What are their needs? By their nature, data scientists like to understand the nitty, gritty details of both the data and insights that come from their data. End-to-end, they have a desire to internalize the origins of their data, its biases, and how it can be visualized. Data scientist needs, therefore, are far before results are even generated. They use this knowledge when sanity-checking outputs.
Perhaps the best example of this is from a data scientist on my team, who recalled for us a close mishap. Her previous firm detected rapid consumer sentiment changes via live text streams featuring Chilis and subsequently targeted an investment in the restaurant Chilis. Low and behold, last minute human due diligence revealed that people were just sharing their reactions to a Red Hot Chili Peppers concert. Biases here with data collection? Absolutely.
Additionally, when roadmapping model optimization, product teams require explanation on key drivers impacting performance. Remember the entity resolution example from earlier — the detection that the same product is referenced across several sources? Optimization here does not primarily stem from industry experts. It’s driven from the ML engineer herself who knows what data sources increase the classification’s precision and recall, both the biases and completeness of these data sources, and what orthogonal signals are fundamentally missing. It’s challenging for data scientists to construct optimization strategy without internalizing the underlying features. And here’s where black box classification systems demand explanation without a sacrifice on its performance.
Part III: The Feedback Loop
Like interpretability, the feedback loop can exist to varying degrees, as well. And depending on the problem statement and the customer’s interaction with the model’s construction and optimization, we can choose to incorporate multiple layers of feedback.

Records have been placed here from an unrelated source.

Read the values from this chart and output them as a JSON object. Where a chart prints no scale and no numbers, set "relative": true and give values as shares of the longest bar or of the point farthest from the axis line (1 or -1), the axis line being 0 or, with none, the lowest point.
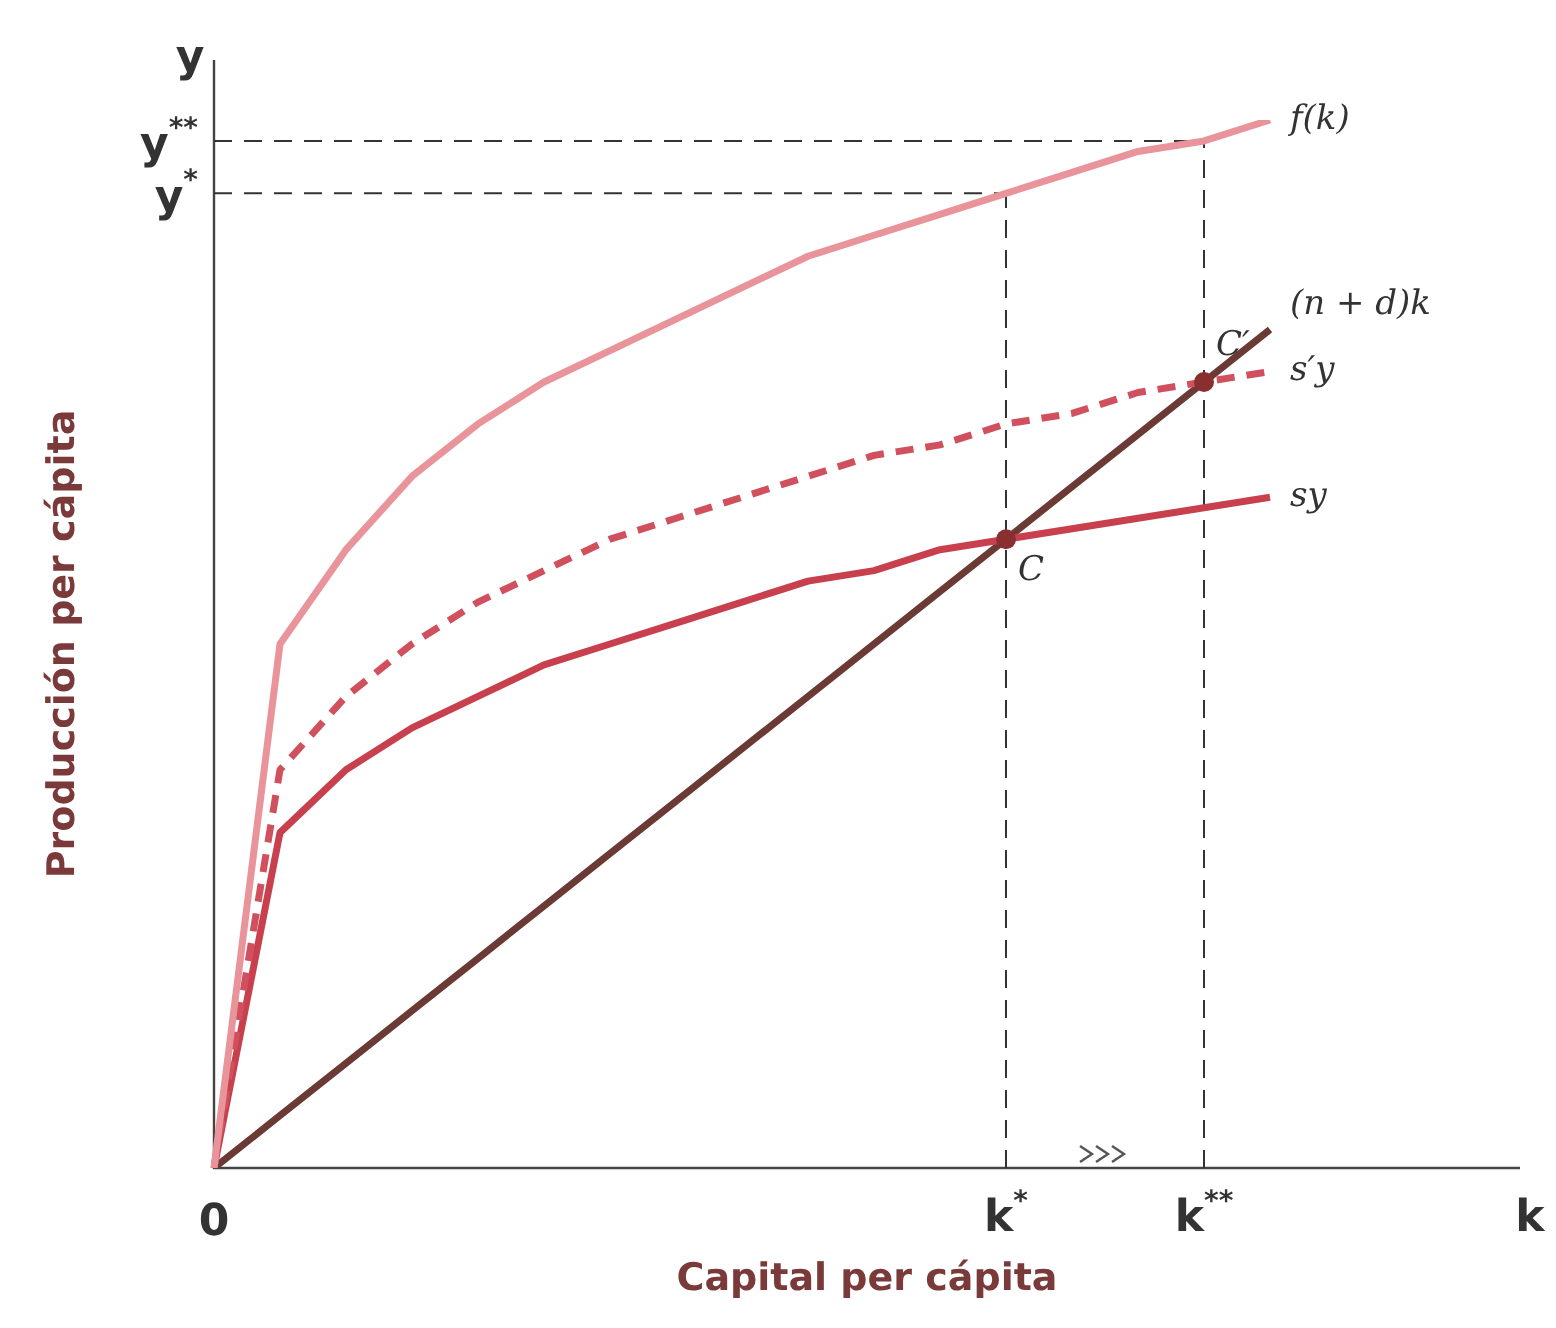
{
  "chart_data": {
    "type": "line",
    "relative": true,
    "xlabel": "Capital per cápita",
    "ylabel": "Producción per cápita",
    "categories": [
      null,
      null,
      null,
      null,
      null,
      null,
      null,
      null,
      null,
      null,
      null,
      null,
      "k$^{*}$",
      null,
      null,
      "k$^{**}$",
      null
    ],
    "series": [
      {
        "name": "f(k)",
        "color": "#e8949a",
        "values": [
          0,
          0.5,
          0.59,
          0.66,
          0.71,
          0.75,
          0.78,
          0.81,
          0.84,
          0.87,
          0.89,
          0.91,
          0.93,
          0.95,
          0.97,
          0.98,
          1.0
        ]
      },
      {
        "name": "s′y",
        "color": "#d0505e",
        "line_style": "dashed",
        "values": [
          0,
          0.38,
          0.45,
          0.5,
          0.54,
          0.57,
          0.6,
          0.62,
          0.64,
          0.66,
          0.68,
          0.69,
          0.71,
          0.72,
          0.74,
          0.75,
          0.76
        ]
      },
      {
        "name": "sy",
        "color": "#c8404e",
        "values": [
          0,
          0.32,
          0.38,
          0.42,
          0.45,
          0.48,
          0.5,
          0.52,
          0.54,
          0.56,
          0.57,
          0.59,
          0.6,
          0.61,
          0.62,
          0.63,
          0.64
        ]
      },
      {
        "name": "(n + d)k",
        "color": "#6b3a35",
        "values": [
          0,
          0.05,
          0.1,
          0.15,
          0.2,
          0.25,
          0.3,
          0.35,
          0.4,
          0.45,
          0.5,
          0.55,
          0.6,
          0.65,
          0.7,
          0.75,
          0.8
        ]
      }
    ],
    "marker": "none",
    "legend": false,
    "ref_lines": [
      {
        "axis": "x",
        "value": "k$^{*}$",
        "line_style": "dashed"
      },
      {
        "axis": "x",
        "value": "k$^{**}$",
        "line_style": "dashed"
      },
      {
        "axis": "y",
        "value": 0.93,
        "label": "y$^{*}$",
        "line_style": "dashed"
      },
      {
        "axis": "y",
        "value": 0.98,
        "label": "y$^{**}$",
        "line_style": "dashed"
      }
    ],
    "annotations": [
      "0",
      "y",
      "k",
      {
        "text": "C",
        "y": 0.6
      },
      {
        "text": "C′",
        "y": 0.75
      }
    ]
  }
}
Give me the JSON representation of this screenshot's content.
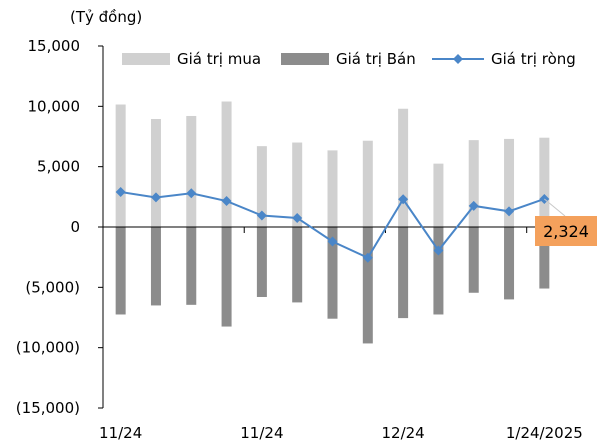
{
  "chart_data": {
    "type": "bar",
    "unit_label": "(Tỷ đồng)",
    "title": "",
    "xlabel": "",
    "ylabel": "",
    "ylim": [
      -15000,
      15000
    ],
    "yticks": [
      15000,
      10000,
      5000,
      0,
      -5000,
      -10000,
      -15000
    ],
    "ytick_labels": [
      "15,000",
      "10,000",
      "5,000",
      "0",
      "(5,000)",
      "(10,000)",
      "(15,000)"
    ],
    "xtick_labels": [
      "11/24",
      "11/24",
      "12/24",
      "1/24/2025"
    ],
    "xtick_positions": [
      0,
      4,
      8,
      12
    ],
    "grid": false,
    "legend_position": "top",
    "categories": [
      "1",
      "2",
      "3",
      "4",
      "5",
      "6",
      "7",
      "8",
      "9",
      "10",
      "11",
      "12",
      "13"
    ],
    "series": [
      {
        "name": "Giá trị mua",
        "kind": "bar",
        "color": "#d0d0d0",
        "values": [
          10150,
          8950,
          9200,
          10400,
          6700,
          7000,
          6350,
          7150,
          9800,
          5250,
          7200,
          7300,
          7400
        ]
      },
      {
        "name": "Giá trị Bán",
        "kind": "bar",
        "color": "#8c8c8c",
        "values": [
          -7250,
          -6500,
          -6450,
          -8250,
          -5800,
          -6250,
          -7600,
          -9650,
          -7550,
          -7250,
          -5450,
          -6000,
          -5100
        ]
      },
      {
        "name": "Giá trị ròng",
        "kind": "line",
        "color": "#4a86c8",
        "values": [
          2900,
          2450,
          2800,
          2150,
          950,
          750,
          -1200,
          -2550,
          2300,
          -1950,
          1750,
          1300,
          2324
        ]
      }
    ],
    "annotation": {
      "text": "2,324",
      "series": "Giá trị ròng",
      "index": 12,
      "color": "#f4a15c"
    }
  }
}
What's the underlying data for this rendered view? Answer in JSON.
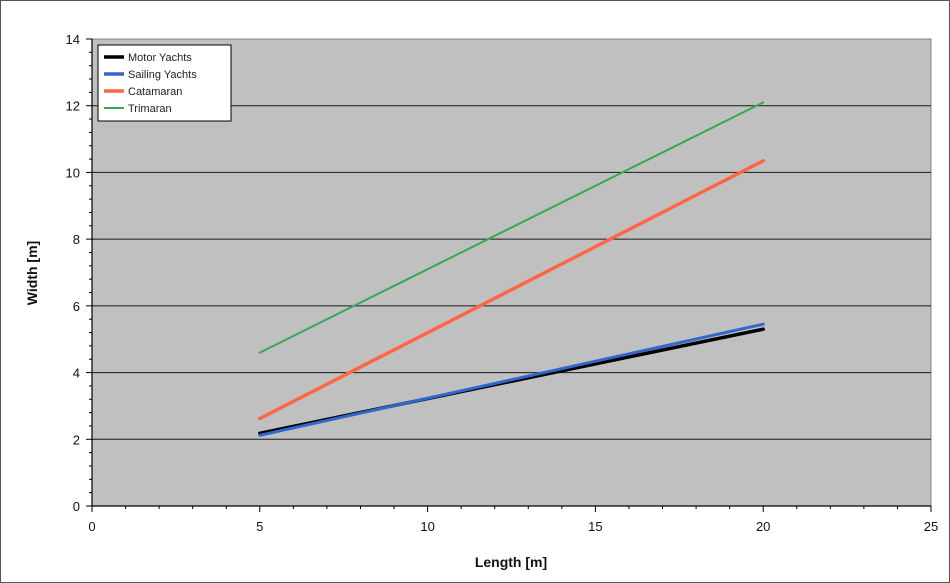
{
  "chart_data": {
    "type": "line",
    "title": "",
    "xlabel": "Length [m]",
    "ylabel": "Width [m]",
    "xlim": [
      0,
      25
    ],
    "ylim": [
      0,
      14
    ],
    "xticks": [
      0,
      5,
      10,
      15,
      20,
      25
    ],
    "yticks": [
      0,
      2,
      4,
      6,
      8,
      10,
      12,
      14
    ],
    "grid": "horizontal",
    "legend_position": "top-left",
    "plot_background": "#c0c0c0",
    "series": [
      {
        "name": "Motor Yachts",
        "color": "#000000",
        "x": [
          5,
          20
        ],
        "y": [
          2.18,
          5.3
        ]
      },
      {
        "name": "Sailing Yachts",
        "color": "#3366cc",
        "x": [
          5,
          20
        ],
        "y": [
          2.12,
          5.45
        ]
      },
      {
        "name": "Catamaran",
        "color": "#ff6644",
        "x": [
          5,
          20
        ],
        "y": [
          2.62,
          10.35
        ]
      },
      {
        "name": "Trimaran",
        "color": "#33aa55",
        "x": [
          5,
          20
        ],
        "y": [
          4.6,
          12.1
        ]
      }
    ]
  }
}
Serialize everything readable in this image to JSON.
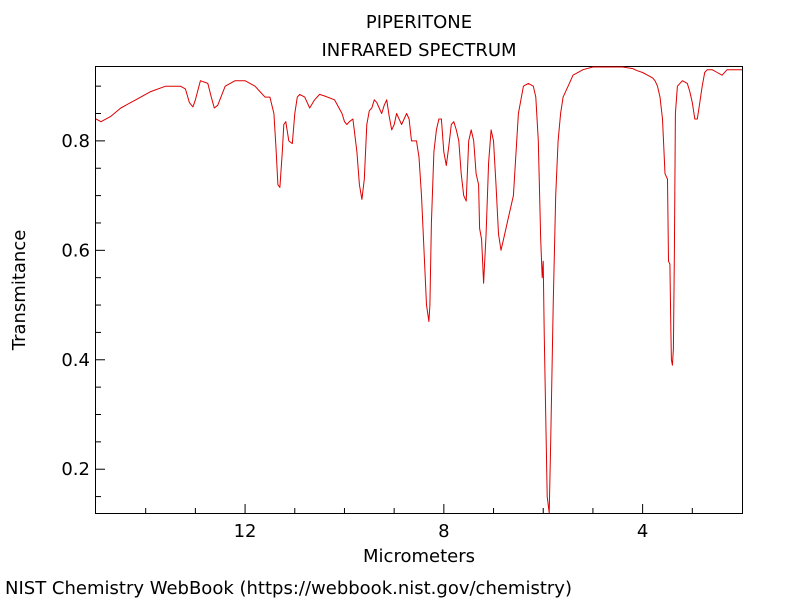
{
  "chart_data": {
    "type": "line",
    "title": "PIPERITONE",
    "subtitle": "INFRARED SPECTRUM",
    "xlabel": "Micrometers",
    "ylabel": "Transmitance",
    "xlim": [
      15.0,
      2.0
    ],
    "ylim": [
      0.12,
      0.935
    ],
    "x_ticks": [
      12,
      8,
      4
    ],
    "x_tick_labels": [
      "12",
      "8",
      "4"
    ],
    "y_ticks": [
      0.2,
      0.4,
      0.6,
      0.8
    ],
    "y_tick_labels": [
      "0.2",
      "0.4",
      "0.6",
      "0.8"
    ],
    "grid": false,
    "line_color": "#dd0000",
    "series": [
      {
        "x": [
          15.0,
          14.9,
          14.7,
          14.5,
          14.2,
          13.9,
          13.6,
          13.3,
          13.2,
          13.12,
          13.05,
          13.0,
          12.9,
          12.75,
          12.68,
          12.62,
          12.55,
          12.4,
          12.2,
          12.0,
          11.8,
          11.7,
          11.6,
          11.5,
          11.42,
          11.38,
          11.34,
          11.3,
          11.25,
          11.22,
          11.18,
          11.12,
          11.05,
          11.0,
          10.95,
          10.9,
          10.8,
          10.7,
          10.6,
          10.5,
          10.4,
          10.2,
          10.05,
          10.0,
          9.95,
          9.9,
          9.83,
          9.75,
          9.7,
          9.65,
          9.6,
          9.55,
          9.5,
          9.45,
          9.4,
          9.35,
          9.3,
          9.25,
          9.2,
          9.15,
          9.1,
          9.05,
          9.0,
          8.95,
          8.9,
          8.85,
          8.8,
          8.75,
          8.7,
          8.65,
          8.6,
          8.55,
          8.5,
          8.45,
          8.4,
          8.35,
          8.3,
          8.28,
          8.25,
          8.2,
          8.15,
          8.1,
          8.05,
          8.0,
          7.95,
          7.9,
          7.85,
          7.8,
          7.75,
          7.7,
          7.65,
          7.6,
          7.55,
          7.5,
          7.45,
          7.4,
          7.35,
          7.3,
          7.28,
          7.26,
          7.24,
          7.2,
          7.15,
          7.1,
          7.05,
          7.0,
          6.95,
          6.9,
          6.85,
          6.8,
          6.75,
          6.7,
          6.6,
          6.5,
          6.4,
          6.3,
          6.2,
          6.15,
          6.1,
          6.05,
          6.02,
          6.0,
          5.98,
          5.95,
          5.92,
          5.88,
          5.85,
          5.8,
          5.75,
          5.7,
          5.65,
          5.6,
          5.5,
          5.4,
          5.2,
          5.0,
          4.8,
          4.6,
          4.4,
          4.2,
          4.1,
          4.0,
          3.9,
          3.8,
          3.75,
          3.7,
          3.65,
          3.6,
          3.55,
          3.5,
          3.48,
          3.45,
          3.43,
          3.42,
          3.4,
          3.38,
          3.36,
          3.34,
          3.3,
          3.2,
          3.1,
          3.05,
          3.0,
          2.95,
          2.9,
          2.85,
          2.8,
          2.75,
          2.7,
          2.6,
          2.5,
          2.4,
          2.3,
          2.2,
          2.1,
          2.0
        ],
        "y": [
          0.84,
          0.835,
          0.845,
          0.86,
          0.875,
          0.89,
          0.9,
          0.9,
          0.895,
          0.87,
          0.862,
          0.875,
          0.91,
          0.905,
          0.88,
          0.86,
          0.865,
          0.9,
          0.91,
          0.91,
          0.9,
          0.89,
          0.88,
          0.88,
          0.85,
          0.79,
          0.72,
          0.715,
          0.78,
          0.83,
          0.835,
          0.8,
          0.795,
          0.85,
          0.88,
          0.885,
          0.88,
          0.86,
          0.875,
          0.885,
          0.882,
          0.875,
          0.85,
          0.835,
          0.83,
          0.835,
          0.84,
          0.78,
          0.72,
          0.693,
          0.73,
          0.83,
          0.855,
          0.86,
          0.875,
          0.87,
          0.86,
          0.85,
          0.865,
          0.875,
          0.845,
          0.82,
          0.83,
          0.85,
          0.84,
          0.83,
          0.84,
          0.85,
          0.84,
          0.8,
          0.8,
          0.8,
          0.77,
          0.7,
          0.6,
          0.5,
          0.47,
          0.5,
          0.65,
          0.78,
          0.82,
          0.84,
          0.84,
          0.78,
          0.755,
          0.79,
          0.83,
          0.835,
          0.82,
          0.8,
          0.74,
          0.7,
          0.69,
          0.8,
          0.82,
          0.8,
          0.74,
          0.72,
          0.64,
          0.63,
          0.62,
          0.54,
          0.63,
          0.76,
          0.82,
          0.8,
          0.72,
          0.63,
          0.6,
          0.62,
          0.64,
          0.66,
          0.7,
          0.85,
          0.9,
          0.905,
          0.9,
          0.88,
          0.8,
          0.62,
          0.55,
          0.58,
          0.45,
          0.3,
          0.15,
          0.12,
          0.25,
          0.5,
          0.7,
          0.8,
          0.85,
          0.88,
          0.9,
          0.92,
          0.93,
          0.935,
          0.935,
          0.935,
          0.935,
          0.932,
          0.928,
          0.925,
          0.92,
          0.915,
          0.91,
          0.9,
          0.88,
          0.84,
          0.74,
          0.73,
          0.58,
          0.575,
          0.45,
          0.4,
          0.39,
          0.42,
          0.6,
          0.85,
          0.9,
          0.91,
          0.905,
          0.89,
          0.87,
          0.84,
          0.84,
          0.87,
          0.9,
          0.925,
          0.93,
          0.93,
          0.925,
          0.92,
          0.93,
          0.93,
          0.93,
          0.93
        ]
      }
    ]
  },
  "footer": {
    "source_text": "NIST Chemistry WebBook (https://webbook.nist.gov/chemistry)"
  }
}
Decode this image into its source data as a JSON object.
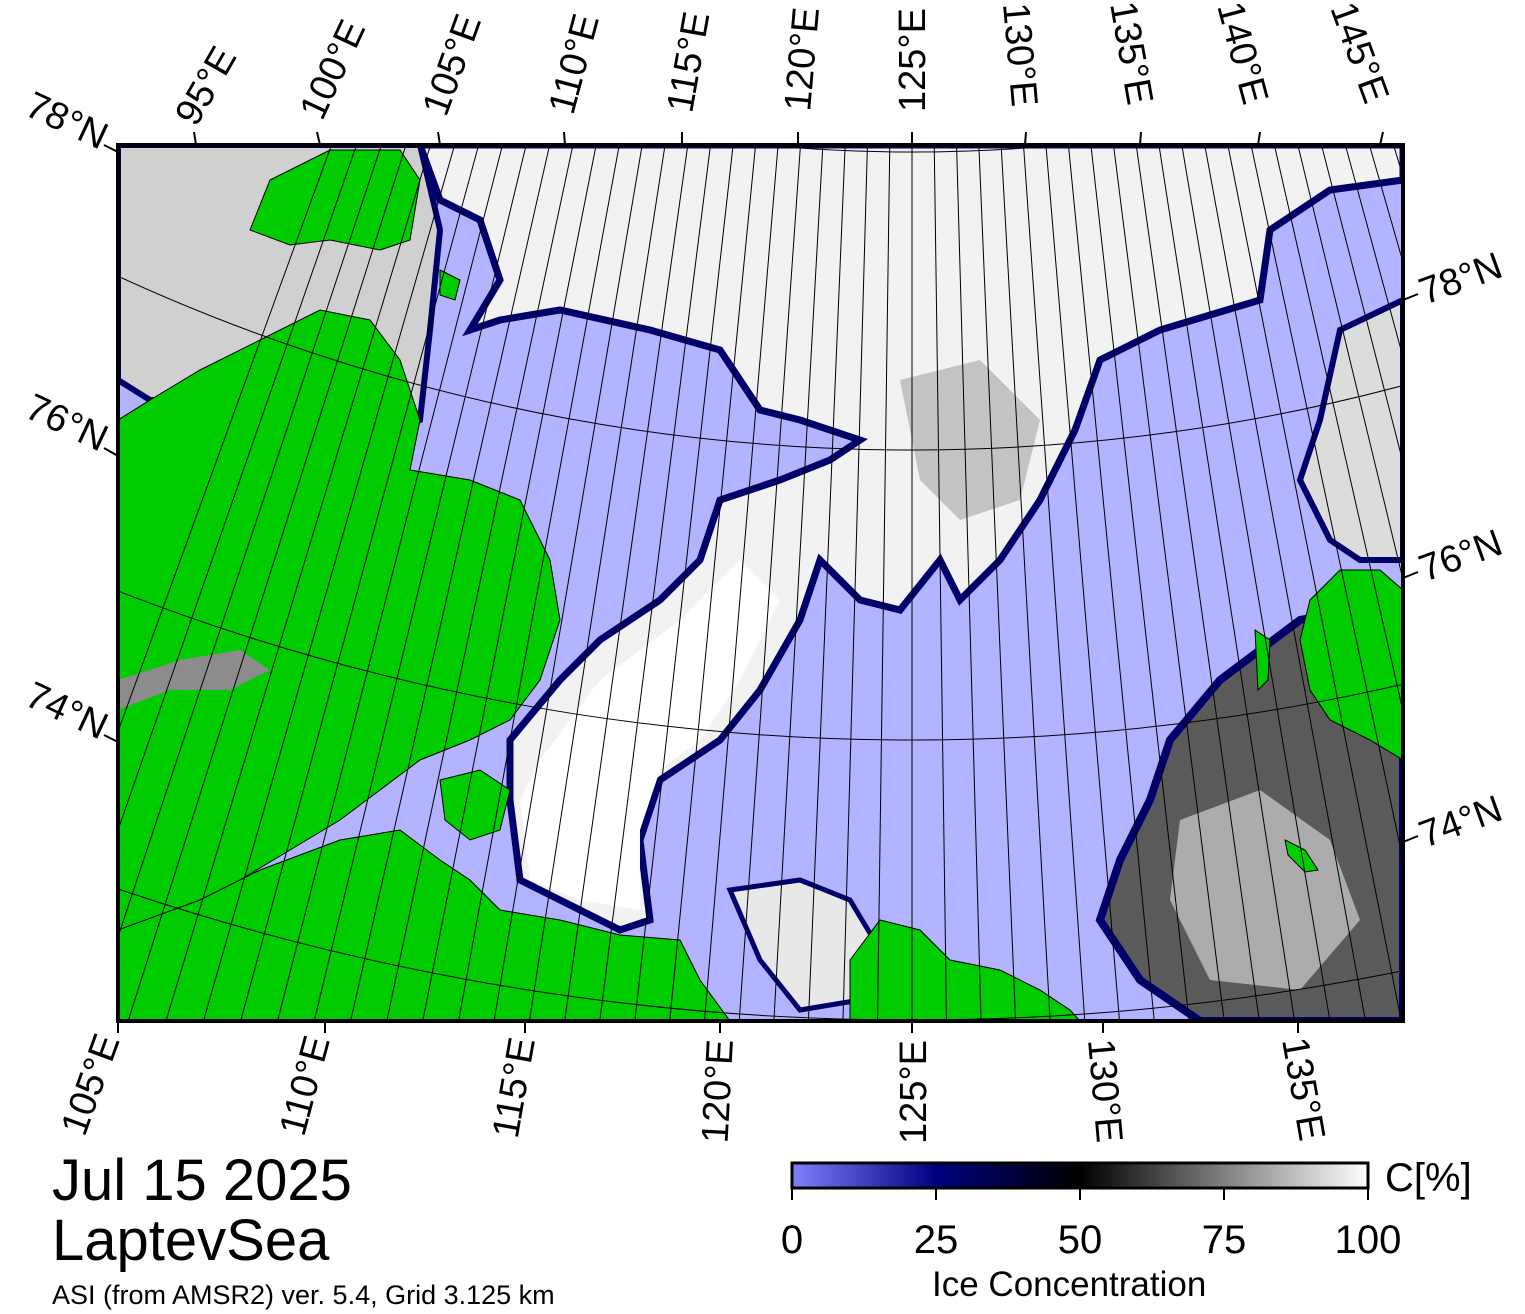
{
  "map": {
    "title_date": "Jul 15 2025",
    "region": "LaptevSea",
    "source": "ASI (from AMSR2) ver. 5.4,  Grid 3.125 km",
    "top_lon_labels": [
      "95°E",
      "100°E",
      "105°E",
      "110°E",
      "115°E",
      "120°E",
      "125°E",
      "130°E",
      "135°E",
      "140°E",
      "145°E"
    ],
    "bottom_lon_labels": [
      "105°E",
      "110°E",
      "115°E",
      "120°E",
      "125°E",
      "130°E",
      "135°E"
    ],
    "left_lat_labels": [
      "78°N",
      "76°N",
      "74°N"
    ],
    "right_lat_labels": [
      "78°N",
      "76°N",
      "74°N"
    ],
    "colors": {
      "land": "#00cc00",
      "open_water": "#b3b3ff",
      "ice_edge": "#00006b",
      "ice_full": "#ffffff",
      "land_ice": "#8c8c8c"
    }
  },
  "colorbar": {
    "title": "Ice Concentration",
    "unit": "C[%]",
    "ticks": [
      "0",
      "25",
      "50",
      "75",
      "100"
    ],
    "range": [
      0,
      100
    ],
    "stops": [
      "#8080ff",
      "#000080",
      "#000000",
      "#808080",
      "#ffffff"
    ]
  }
}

On one end where we expect close to no interaction with end customers, the feedback loop consists of actions independently scoped to the user. Zillow’s house price algorithm serves to provide the best estimate for its users. I’d imagine Zillow’s feedback loop with customers on this estimate is somewhat minimal — users with similar price range preferences click on a similar cohort of houses.
On the other end, when we think about the surgeon who uses ML to inform diagnosis, she demands to know the entirety of model construction — what data went into creating this model? What features are missing? What does the training data look like? How biased is the training data? How can I offer my expertise to improve model performance?
At CircleUp, we seek domain expertise across the board: in feature and training data collection, in model construction, in post-mortem analysis of feature importance, and in model optimization. As a Product Manager in this environment, it’s vital to set context and expose truths, biases, and limitations early. Because of how involved our customers are in the model development.
A final thought about feedback loops that we often think about. Are our feedback loops biased? It’s interesting to think about the objectivity that we strive for in data collection, processing, and modeling and the subjectivity that arise from user feedback. Is this a bias we strive to incorporate or will it affect model extensibility?
Final Thoughts: Interpretability > Accuracy
We are in the age of data consumption. The data we’re using is comin’ in hot, and we’re drinking it through a fire hose. And quite frankly, we often do not have the extensive breadth of historical data to effectively conduct the rigorous back-testing necessary for recommendations.
We live in a world where interpretability triumphs — not only because of the problems we’re trying to solve, the customers’ interaction with the output, and the data scientists’ ability to improve performance — but because we have to sanity check. We have to dissect what’s actually happening to influence an output and identify its potential flaws.
I encourage you to question “why” so we can better understand the biases in our data, the features that are driving performance metrics, and the insights that impact decisions — made with or without a human.